Ausgabe 01/2013
Sparen predigen, Schulden machen
WERNER RÜGEMER ist freier Publizist und Buchautor
Wenn etwas gründlich gescheitert ist, dann ist es das Modell namens Öffentlich-Private Partnerschaft, ÖPP. Vom Finanzzentrum London abgeguckt, 2003 in Deutschland übernommen, inzwischen in etwa 200 Projekten in Kommunen, Bundesländern und im Bund umgesetzt - das Modell zieht eine breite Spur des Scheiterns durch die ganze Republik: Beim Lkw-Mautsystem auf den Autobahnen (Toll Collect) läuft die Bundesregierung seit Jahren einem Minus von 7 Milliarden Euro hinterher. Bei der Elbphilharmonie in Hamburg haben sich die Kosten vervierfacht. Bei den Bädern in Leimen, Cottbus, Flensburg und Bensberg sind die Investoren baden gegangen.
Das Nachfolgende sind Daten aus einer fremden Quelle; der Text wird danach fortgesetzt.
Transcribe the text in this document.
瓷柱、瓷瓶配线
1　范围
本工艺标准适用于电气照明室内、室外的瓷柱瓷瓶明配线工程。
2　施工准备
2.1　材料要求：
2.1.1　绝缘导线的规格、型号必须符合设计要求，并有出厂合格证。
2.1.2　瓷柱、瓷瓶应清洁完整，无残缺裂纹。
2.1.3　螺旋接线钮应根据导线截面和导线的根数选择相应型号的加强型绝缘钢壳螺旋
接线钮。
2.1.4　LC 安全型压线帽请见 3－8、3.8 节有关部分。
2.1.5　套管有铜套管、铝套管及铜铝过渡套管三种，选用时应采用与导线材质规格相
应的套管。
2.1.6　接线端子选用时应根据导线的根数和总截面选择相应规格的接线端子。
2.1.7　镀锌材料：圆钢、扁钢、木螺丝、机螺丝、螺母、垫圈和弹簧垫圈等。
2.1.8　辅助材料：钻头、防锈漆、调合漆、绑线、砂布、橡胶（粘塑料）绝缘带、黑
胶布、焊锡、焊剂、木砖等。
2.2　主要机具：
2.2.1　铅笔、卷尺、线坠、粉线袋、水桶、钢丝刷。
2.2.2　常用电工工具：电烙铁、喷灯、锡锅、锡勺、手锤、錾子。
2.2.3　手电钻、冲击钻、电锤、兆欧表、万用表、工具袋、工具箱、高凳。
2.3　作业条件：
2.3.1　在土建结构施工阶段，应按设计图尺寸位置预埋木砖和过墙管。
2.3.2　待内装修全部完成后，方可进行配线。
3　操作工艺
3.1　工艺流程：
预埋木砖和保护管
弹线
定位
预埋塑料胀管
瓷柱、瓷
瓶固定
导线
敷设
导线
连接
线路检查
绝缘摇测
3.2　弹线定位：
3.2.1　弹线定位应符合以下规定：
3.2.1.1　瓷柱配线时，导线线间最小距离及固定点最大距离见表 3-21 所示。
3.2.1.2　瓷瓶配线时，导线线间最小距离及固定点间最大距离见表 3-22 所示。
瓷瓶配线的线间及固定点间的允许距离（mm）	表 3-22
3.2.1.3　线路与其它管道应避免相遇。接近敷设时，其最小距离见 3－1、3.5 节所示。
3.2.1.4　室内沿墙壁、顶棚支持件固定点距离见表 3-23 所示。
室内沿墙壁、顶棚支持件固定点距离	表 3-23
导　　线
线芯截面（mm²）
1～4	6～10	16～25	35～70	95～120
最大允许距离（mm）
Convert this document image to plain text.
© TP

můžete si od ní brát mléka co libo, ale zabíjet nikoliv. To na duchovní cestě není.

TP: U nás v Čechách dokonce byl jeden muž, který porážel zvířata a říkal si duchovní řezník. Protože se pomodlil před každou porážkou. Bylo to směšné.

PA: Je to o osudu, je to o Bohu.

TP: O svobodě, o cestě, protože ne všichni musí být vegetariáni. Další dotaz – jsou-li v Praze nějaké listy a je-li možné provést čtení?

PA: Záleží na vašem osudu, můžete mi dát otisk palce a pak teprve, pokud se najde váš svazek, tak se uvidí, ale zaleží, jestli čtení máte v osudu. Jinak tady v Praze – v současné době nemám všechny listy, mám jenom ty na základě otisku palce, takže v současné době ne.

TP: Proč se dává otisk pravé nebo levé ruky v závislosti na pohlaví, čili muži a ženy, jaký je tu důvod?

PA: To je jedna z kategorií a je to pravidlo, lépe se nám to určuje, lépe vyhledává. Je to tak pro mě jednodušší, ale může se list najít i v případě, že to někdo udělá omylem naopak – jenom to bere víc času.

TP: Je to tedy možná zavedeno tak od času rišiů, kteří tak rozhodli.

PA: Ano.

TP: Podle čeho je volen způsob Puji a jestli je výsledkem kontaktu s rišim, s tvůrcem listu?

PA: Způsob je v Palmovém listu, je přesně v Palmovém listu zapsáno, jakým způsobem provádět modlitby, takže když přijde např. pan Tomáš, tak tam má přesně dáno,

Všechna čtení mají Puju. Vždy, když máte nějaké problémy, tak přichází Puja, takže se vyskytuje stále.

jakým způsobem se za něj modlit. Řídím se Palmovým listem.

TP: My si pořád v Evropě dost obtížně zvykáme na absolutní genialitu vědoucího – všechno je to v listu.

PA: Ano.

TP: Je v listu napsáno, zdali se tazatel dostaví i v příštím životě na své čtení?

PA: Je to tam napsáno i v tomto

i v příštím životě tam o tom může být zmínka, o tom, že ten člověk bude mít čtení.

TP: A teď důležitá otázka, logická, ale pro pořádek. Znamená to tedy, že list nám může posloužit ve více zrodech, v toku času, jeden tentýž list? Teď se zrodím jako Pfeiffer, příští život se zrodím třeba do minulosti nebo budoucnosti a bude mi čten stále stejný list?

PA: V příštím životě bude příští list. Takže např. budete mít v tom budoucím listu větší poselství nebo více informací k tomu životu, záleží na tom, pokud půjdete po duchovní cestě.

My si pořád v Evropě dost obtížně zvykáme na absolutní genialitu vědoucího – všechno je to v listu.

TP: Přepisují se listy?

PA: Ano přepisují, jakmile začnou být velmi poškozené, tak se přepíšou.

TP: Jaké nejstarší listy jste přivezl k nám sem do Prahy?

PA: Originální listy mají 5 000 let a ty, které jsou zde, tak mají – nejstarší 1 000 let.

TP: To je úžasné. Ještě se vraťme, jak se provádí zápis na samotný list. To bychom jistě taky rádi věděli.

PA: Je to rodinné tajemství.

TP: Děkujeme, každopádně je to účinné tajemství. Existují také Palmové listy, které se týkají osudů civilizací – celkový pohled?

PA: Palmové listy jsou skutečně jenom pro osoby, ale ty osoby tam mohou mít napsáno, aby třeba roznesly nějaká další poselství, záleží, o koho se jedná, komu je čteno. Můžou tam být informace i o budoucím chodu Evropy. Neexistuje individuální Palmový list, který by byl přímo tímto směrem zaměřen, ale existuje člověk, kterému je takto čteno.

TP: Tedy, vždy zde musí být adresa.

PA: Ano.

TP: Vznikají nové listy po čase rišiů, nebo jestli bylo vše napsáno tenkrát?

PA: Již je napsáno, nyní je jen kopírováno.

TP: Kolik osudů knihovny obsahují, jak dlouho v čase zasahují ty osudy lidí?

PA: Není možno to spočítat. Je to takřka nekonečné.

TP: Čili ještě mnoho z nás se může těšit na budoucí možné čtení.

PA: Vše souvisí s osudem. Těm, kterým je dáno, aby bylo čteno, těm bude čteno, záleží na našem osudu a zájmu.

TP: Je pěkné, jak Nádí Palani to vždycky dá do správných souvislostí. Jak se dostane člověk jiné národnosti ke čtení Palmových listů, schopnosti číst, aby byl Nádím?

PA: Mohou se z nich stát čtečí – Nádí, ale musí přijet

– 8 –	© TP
Das World Conference Center in Bonn (WCCB) vergammelt halbfertig seit Jahren teuer vor sich hin. Und das ist nur eine kleine Auswahl.
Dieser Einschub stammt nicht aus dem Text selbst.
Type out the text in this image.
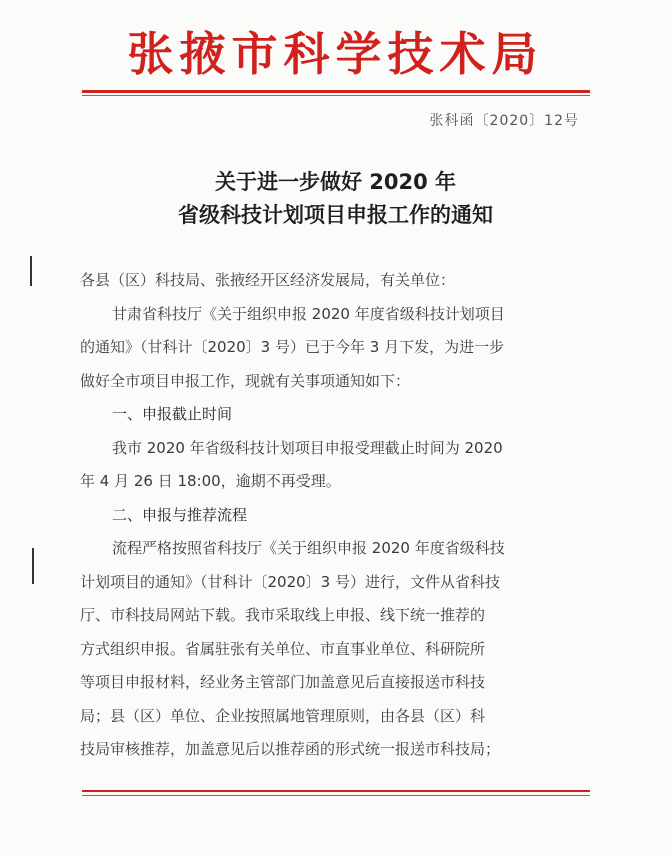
张掖市科学技术局
张科函〔2020〕12号
关于进一步做好 2020 年
省级科技计划项目申报工作的通知
各县（区）科技局、张掖经开区经济发展局，有关单位：
甘肃省科技厅《关于组织申报 2020 年度省级科技计划项目
的通知》（甘科计〔2020〕3 号）已于今年 3 月下发，为进一步
做好全市项目申报工作，现就有关事项通知如下：
一、申报截止时间
我市 2020 年省级科技计划项目申报受理截止时间为 2020
年 4 月 26 日 18:00，逾期不再受理。
二、申报与推荐流程
流程严格按照省科技厅《关于组织申报 2020 年度省级科技
计划项目的通知》（甘科计〔2020〕3 号）进行，文件从省科技
厅、市科技局网站下载。我市采取线上申报、线下统一推荐的
方式组织申报。省属驻张有关单位、市直事业单位、科研院所
等项目申报材料，经业务主管部门加盖意见后直接报送市科技
局；县（区）单位、企业按照属地管理原则，由各县（区）科
技局审核推荐，加盖意见后以推荐函的形式统一报送市科技局；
Auch die Projekte, die bisher scheinbar "normal" verlaufen, sind teurer als bei einer traditionellen Erledigung. Das haben der Bundesrechnungshof für die Autobahn-Projekte des Bundes und die Landesrechnungshöfe gemeinsam für Landes- und Kommunalprojekte nachgewiesen, zum Beispiel für die Gefängnisse in Burg (Sachsen-Anhalt) und Hünfeld (Hessen). Dieses Scheitern liegt nicht daran, dass hier unerfahrene Anfänger zugange sind. Die Top-Liga der Investoren und Berater ist beteiligt: Daimler und Deutsche Telekom, die Baukonzerne Bilfinger und Hochtief, die Staranwälte von Freshfields. Das Scheitern hat System: Verträge mit 30 Jahren Laufzeit, die für Abgeordnete und Stadträte geheim und unkontrollierbar sind. Das Risiko ganz auf der öffentlichen Seite. Zusätzlicher Kontrollverlust durch Personalabbau in der öffentlichen Verwaltung. Typische Transaktions-Mehrkosten für lange Vertragsverhandlungen, für eine Heerschar privater Berater und für Bankprovisionen.
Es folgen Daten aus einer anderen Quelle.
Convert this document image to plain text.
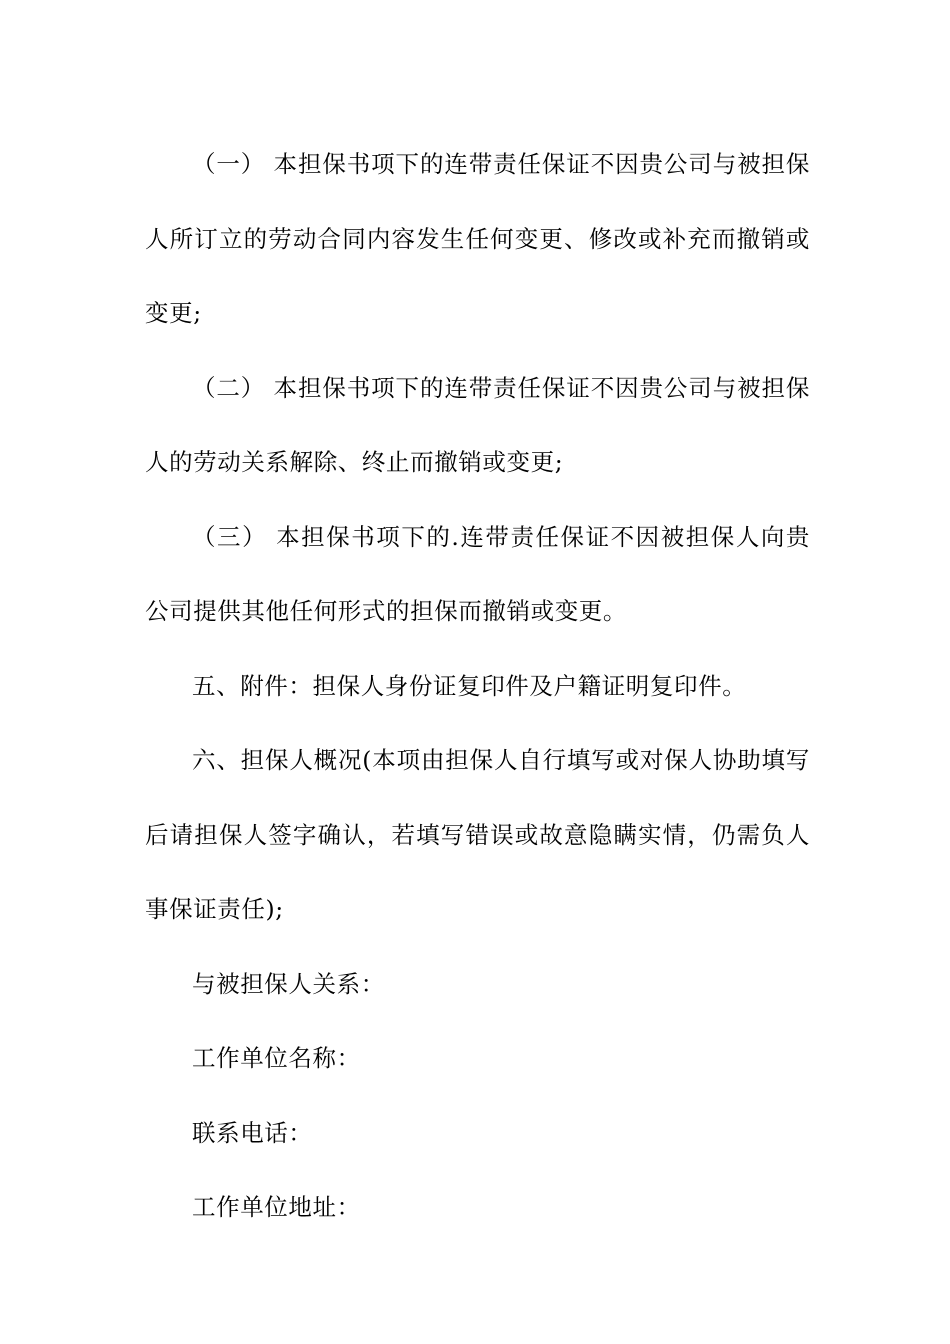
（一） 本担保书项下的连带责任保证不因贵公司与被担保人所订立的劳动合同内容发生任何变更、修改或补充而撤销或变更;

（二） 本担保书项下的连带责任保证不因贵公司与被担保人的劳动关系解除、终止而撤销或变更;

（三） 本担保书项下的.连带责任保证不因被担保人向贵公司提供其他任何形式的担保而撤销或变更。

五、附件：担保人身份证复印件及户籍证明复印件。

六、担保人概况(本项由担保人自行填写或对保人协助填写后请担保人签字确认，若填写错误或故意隐瞒实情，仍需负人事保证责任);

与被担保人关系：

工作单位名称：

联系电话：

工作单位地址：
Bürger haben zahlreiche Initiativen gegen ÖPP gegründet. Sie haben sich kundig gemacht und verstehen oft wesentlich mehr von der Materie als die verantwortlichen Politiker. So wurden immer mehr geplante ÖPP-Projekte öffentlich zerpflückt und schließlich verhindert wie zuletzt das irrsinnige Projekt mit 170 Brücken und Straßenabschnitten in Frankfurt/Main. Kritik kommt von Linken und Gewerkschaften, aber auch aus der mittelständischen Wirtschaft und von Architekten. Auch in den Parteien SPD und Grüne, die unter Kanzler Gerhard Schröder das Modell nach Deutschland geholt haben, bahnt sich Distanz an. Die neue SPD/Grüne-Landesregierung von Niedersachsen will das geplante Projekt auf der Autobahn A7 stoppen.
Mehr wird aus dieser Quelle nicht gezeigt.